De plus, la CGT fait grief au tribunal d’instance d’avoir jugé que le STC ne manquait pas aux valeurs républicaines alors que des pièces attestées de la promotion de la « corsisation des emplois » par le STC, démontrant selon elle, une discrimination liée à l’origine du salarié.

Enfin, la CGT affirme que les actions militantes (grèves contre les mutations de français continentaux en Corse, entretien d'un responsable syndical du STC qui expose la volonté d'établir une « corsisation des emplois ») du STC visant à revendiquer la « corsisation des emplois » représente la poursuite d'un objectif illicite dans son action, par une discrimination liée à l'origine.  

La chambre sociale rappelle tout d’abord que la charge de la preuve de l’absence des valeurs républicaines d’une organisation syndicale pèse sur celui qui l’invoque. De ce fait, la Haute juridiction affirme qu’un syndicat qui prône des discriminations directes ou indirectes en raison de l’origine du salarié méconnaît les valeurs républicaines. Or la confédération demanderesse n’ayant pas apporté la preuve suffisante que le défendeur poursuivait un objectif contraire aux valeurs républicaines en prônant des distinctions fondées sur l’origine, la chambre sociale rejette le pourvoi de la confédération demanderesse.

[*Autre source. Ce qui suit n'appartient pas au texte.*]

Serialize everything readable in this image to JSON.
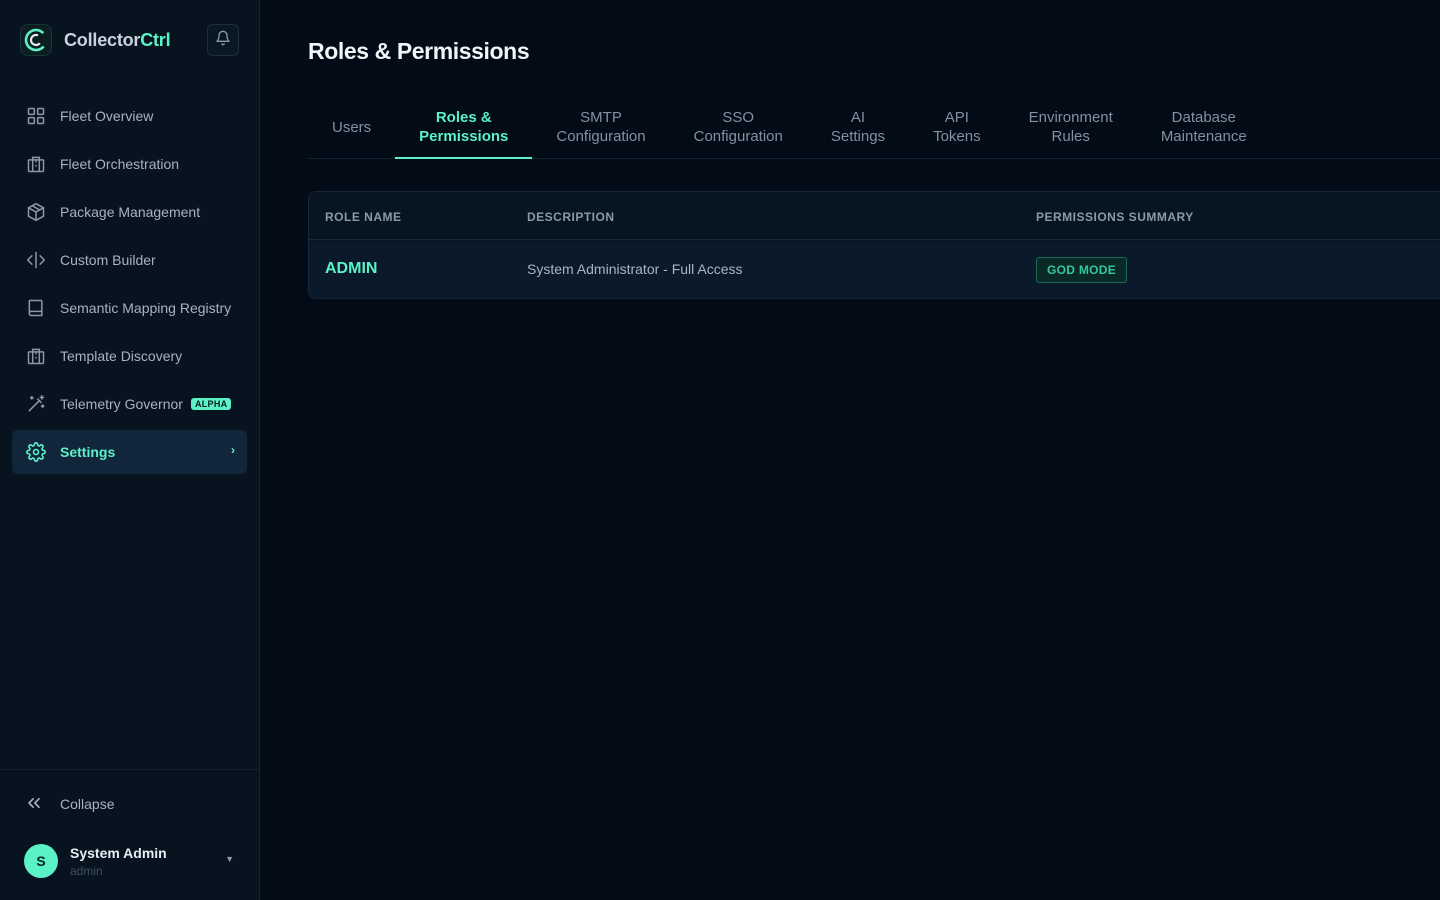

Un syndicat revendiquant une priorité d’embauche au profit de travailleurs d’une région géographique déterminée respecte-t-il la condition du respect des valeurs républicaines pour l'effectivité de sa représentativité ?

La Haute juridiction répond affirmativement quant à la validité de la condition du respect des valeurs républicaines (I). Elle vient cependant préciser les règles relatives à la charge de la preuve en matière de contestation du respect des valeurs républicaines d'un syndicat (II).

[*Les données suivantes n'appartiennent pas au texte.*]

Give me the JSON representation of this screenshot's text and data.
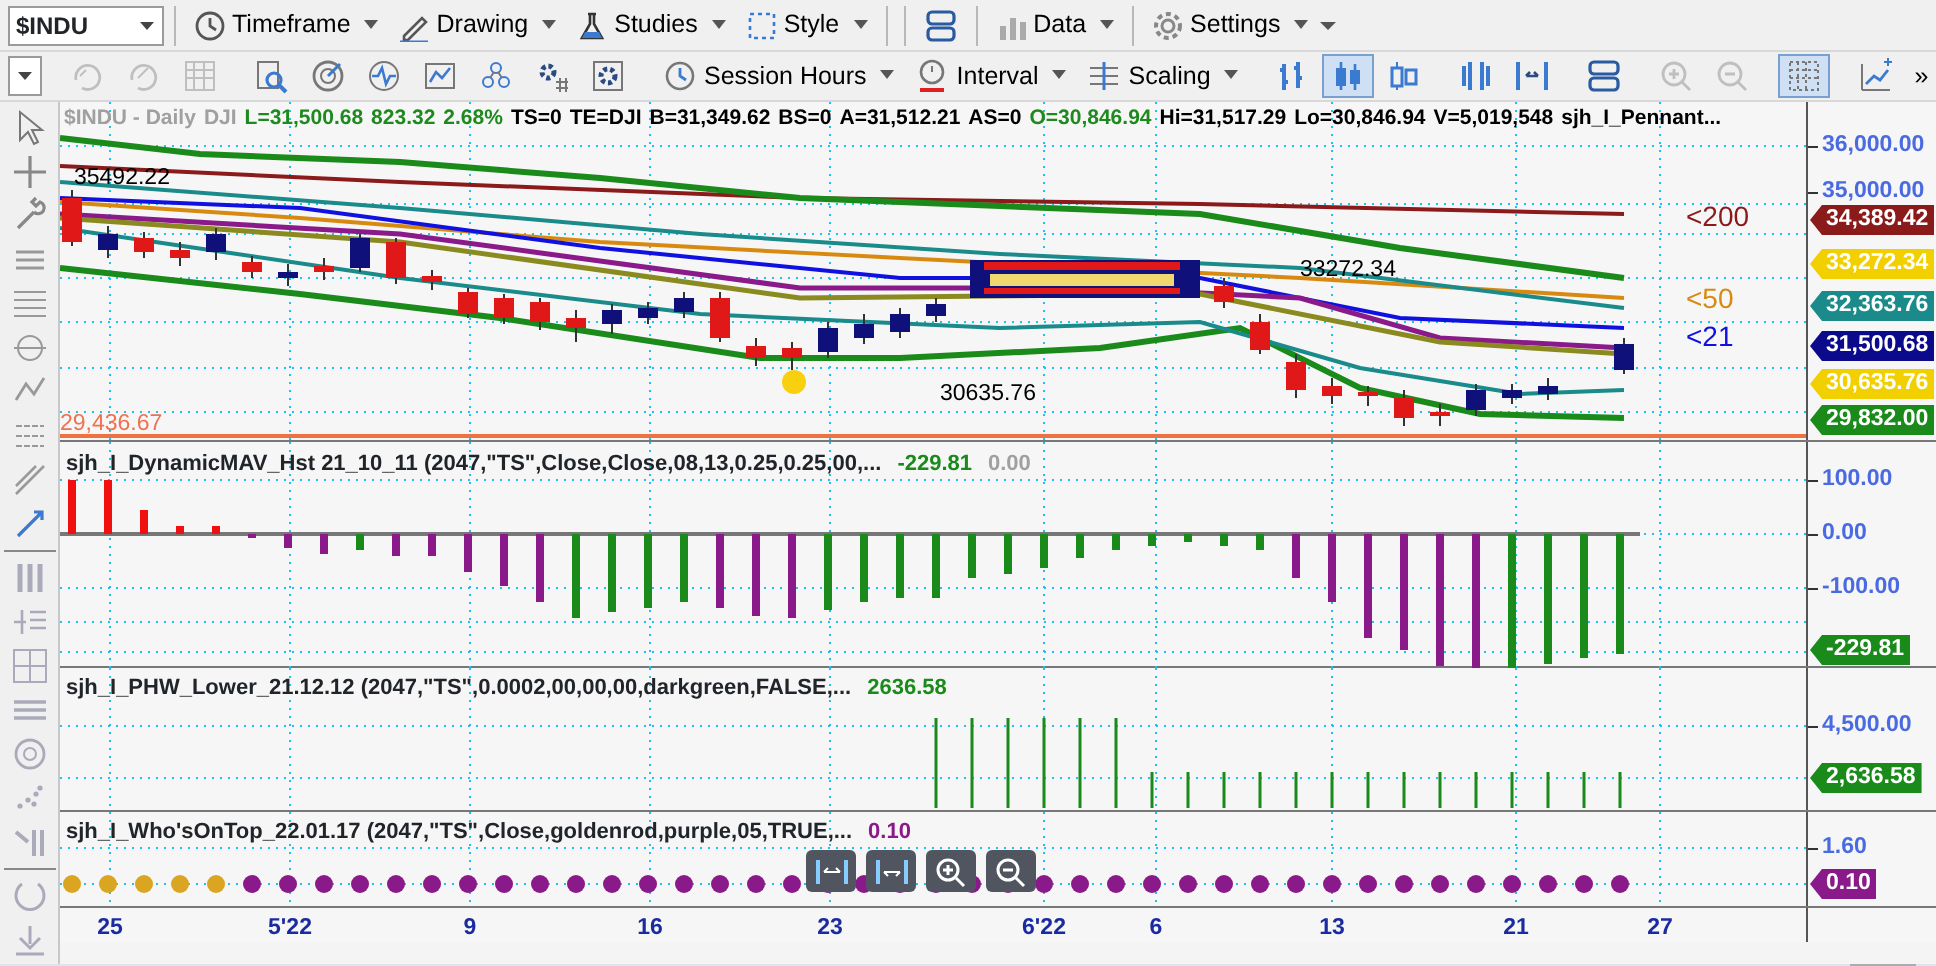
{
  "symbol_field": {
    "value": "$INDU"
  },
  "menu_toolbar": [
    {
      "kind": "menu",
      "label": "Timeframe"
    },
    {
      "kind": "menu",
      "label": "Drawing"
    },
    {
      "kind": "menu",
      "label": "Studies"
    },
    {
      "kind": "menu",
      "label": "Style"
    },
    {
      "kind": "icon"
    },
    {
      "kind": "menu",
      "label": "Data"
    },
    {
      "kind": "menu",
      "label": "Settings"
    }
  ],
  "chart_toolbar": {
    "items": [
      {
        "kind": "icon",
        "disabled": true,
        "selected": false
      },
      {
        "kind": "icon",
        "disabled": true,
        "selected": false
      },
      {
        "kind": "icon",
        "disabled": true,
        "selected": false
      },
      {
        "kind": "icon",
        "disabled": false,
        "selected": false
      },
      {
        "kind": "icon",
        "disabled": false,
        "selected": false
      },
      {
        "kind": "icon",
        "disabled": false,
        "selected": false
      },
      {
        "kind": "icon",
        "disabled": false,
        "selected": false
      },
      {
        "kind": "icon",
        "disabled": false,
        "selected": false
      },
      {
        "kind": "icon",
        "disabled": false,
        "selected": false
      },
      {
        "kind": "icon",
        "disabled": false,
        "selected": false
      },
      {
        "kind": "labeled",
        "label": "Session Hours",
        "disabled": false,
        "selected": false
      },
      {
        "kind": "labeled",
        "label": "Interval",
        "disabled": false,
        "selected": false
      },
      {
        "kind": "labeled",
        "label": "Scaling",
        "disabled": false,
        "selected": false
      },
      {
        "kind": "icon",
        "disabled": false,
        "selected": false
      },
      {
        "kind": "icon",
        "disabled": false,
        "selected": true
      },
      {
        "kind": "icon",
        "disabled": false,
        "selected": false
      },
      {
        "kind": "icon",
        "disabled": false,
        "selected": false
      },
      {
        "kind": "icon",
        "disabled": false,
        "selected": false
      },
      {
        "kind": "icon",
        "disabled": false,
        "selected": false
      },
      {
        "kind": "icon",
        "disabled": true,
        "selected": false
      },
      {
        "kind": "icon",
        "disabled": true,
        "selected": false
      },
      {
        "kind": "icon",
        "disabled": false,
        "selected": true
      },
      {
        "kind": "icon",
        "disabled": false,
        "selected": false
      }
    ],
    "overflow": "»"
  },
  "chart_header": [
    {
      "text": "$INDU - Daily",
      "color": "#a0a0a0"
    },
    {
      "text": "DJI",
      "color": "#a0a0a0"
    },
    {
      "text": "L=31,500.68",
      "color": "#1e8a1e"
    },
    {
      "text": "823.32",
      "color": "#1e8a1e"
    },
    {
      "text": "2.68%",
      "color": "#1e8a1e"
    },
    {
      "text": "TS=0",
      "color": "#000000"
    },
    {
      "text": "TE=DJI",
      "color": "#000000"
    },
    {
      "text": "B=31,349.62",
      "color": "#000000"
    },
    {
      "text": "BS=0",
      "color": "#000000"
    },
    {
      "text": "A=31,512.21",
      "color": "#000000"
    },
    {
      "text": "AS=0",
      "color": "#000000"
    },
    {
      "text": "O=30,846.94",
      "color": "#1e8a1e"
    },
    {
      "text": "Hi=31,517.29",
      "color": "#000000"
    },
    {
      "text": "Lo=30,846.94",
      "color": "#000000"
    },
    {
      "text": "V=5,019,548",
      "color": "#000000"
    },
    {
      "text": "sjh_I_Pennant...",
      "color": "#000000"
    }
  ],
  "price_pane": {
    "annotations": [
      {
        "text": "35492.22",
        "color": "#000000"
      },
      {
        "text": "33272.34",
        "color": "#000000"
      },
      {
        "text": "30635.76",
        "color": "#000000"
      },
      {
        "text": "<200",
        "color": "#8b1a1a"
      },
      {
        "text": "<50",
        "color": "#d88a10"
      },
      {
        "text": "<21",
        "color": "#1010e0"
      },
      {
        "text": "29,436.67",
        "color": "#f07050"
      }
    ],
    "axis_ticks": [
      "36,000.00",
      "35,000.00"
    ],
    "price_tags": [
      {
        "text": "34,389.42",
        "color": "#8b1a1a"
      },
      {
        "text": "33,272.34",
        "color": "#f2d000"
      },
      {
        "text": "32,363.76",
        "color": "#1a8a8a"
      },
      {
        "text": "31,500.68",
        "color": "#0a0a8a"
      },
      {
        "text": "30,635.76",
        "color": "#f2d000"
      },
      {
        "text": "29,832.00",
        "color": "#1a8a1a"
      }
    ]
  },
  "indicator_panes": [
    {
      "title": "sjh_I_DynamicMAV_Hst 21_10_11 (2047,\"TS\",Close,Close,08,13,0.25,0.25,00,...",
      "values": [
        {
          "text": "-229.81",
          "color": "#1a8a1a"
        },
        {
          "text": "0.00",
          "color": "#a0a0a0"
        }
      ],
      "axis_ticks": [
        "100.00",
        "0.00",
        "-100.00"
      ],
      "price_tags": [
        {
          "text": "-229.81",
          "color": "#1a8a1a"
        }
      ]
    },
    {
      "title": "sjh_I_PHW_Lower_21.12.12 (2047,\"TS\",0.0002,00,00,00,darkgreen,FALSE,...",
      "values": [
        {
          "text": "2636.58",
          "color": "#1a8a1a"
        }
      ],
      "axis_ticks": [
        "4,500.00"
      ],
      "price_tags": [
        {
          "text": "2,636.58",
          "color": "#1a8a1a"
        }
      ]
    },
    {
      "title": "sjh_I_Who'sOnTop_22.01.17 (2047,\"TS\",Close,goldenrod,purple,05,TRUE,...",
      "values": [
        {
          "text": "0.10",
          "color": "#8a1a8a"
        }
      ],
      "axis_ticks": [
        "1.60"
      ],
      "price_tags": [
        {
          "text": "0.10",
          "color": "#8a1a8a"
        }
      ]
    }
  ],
  "date_axis": [
    "25",
    "5'22",
    "9",
    "16",
    "23",
    "6'22",
    "6",
    "13",
    "21",
    "27"
  ]
}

I - Le rejet patent de la validité du non-respect des valeurs républicaines

Ce rejet s’analyse d’une part au regard de la consécration d’un élément de définition de la notion (A), et d'autre part par l’insuffisance des preuves apportées (B).

A - La consécration nuancée d’un apport à la définition de la notion

            La chambre sociale affirme au sein de sa décision que : « méconnaît les valeurs républicaines un syndicat qui prône des discriminations directes ou indirectes, en raison de l’origine du salarié ». Elle affirme ainsi pour la première fois et de manière explicite, que les discriminations liées à l’origine sont contraires aux valeurs républicaines.

Au regard de l’arrêt « FN - Police » du 10 avril 1998, il faut envisager que le présent arrêt constitue une avancée. En effet, l’arrêt « FN - Police » expose clairement qu’un syndicat ne peut poursuivre des objectifs contraire aux principes de non-discrimination. De même que la chambre mixte a affirmé, toujours au sein de ce même arrêt, que le FNP prônait des distinctions fondées sur l’origine nationale.

Cette conception a été reprise par la Position commune des partenaires sociaux de 2008 qui a précisé que « le respect des valeurs républicaines implique le respect de la liberté d’opinion, politique, philosophique ou religieuse ainsi que le refus de toute discrimination, de tout intégrisme et de toute intolérance ».

Or, par l’arrêt du 12 décembre 2016, la chambre sociale exprime, cette fois-ci explicitement que les discriminations liées à l’origine du salarié sont contraires aux valeurs républicaines. Sur ce point, la note explicative de la chambre sociale est limpide : «  Ce faisant, le présent arrêt donne pour la première fois un élément de définition de la notion de respect des valeurs républicaines en décidant (…) que le refus des discriminations selon l’origine des salariés est une composante du respect des valeurs républicaines ». Il est donc possible d’entrevoir ici un apport à la définition de la notion du respect des valeurs républicaines. 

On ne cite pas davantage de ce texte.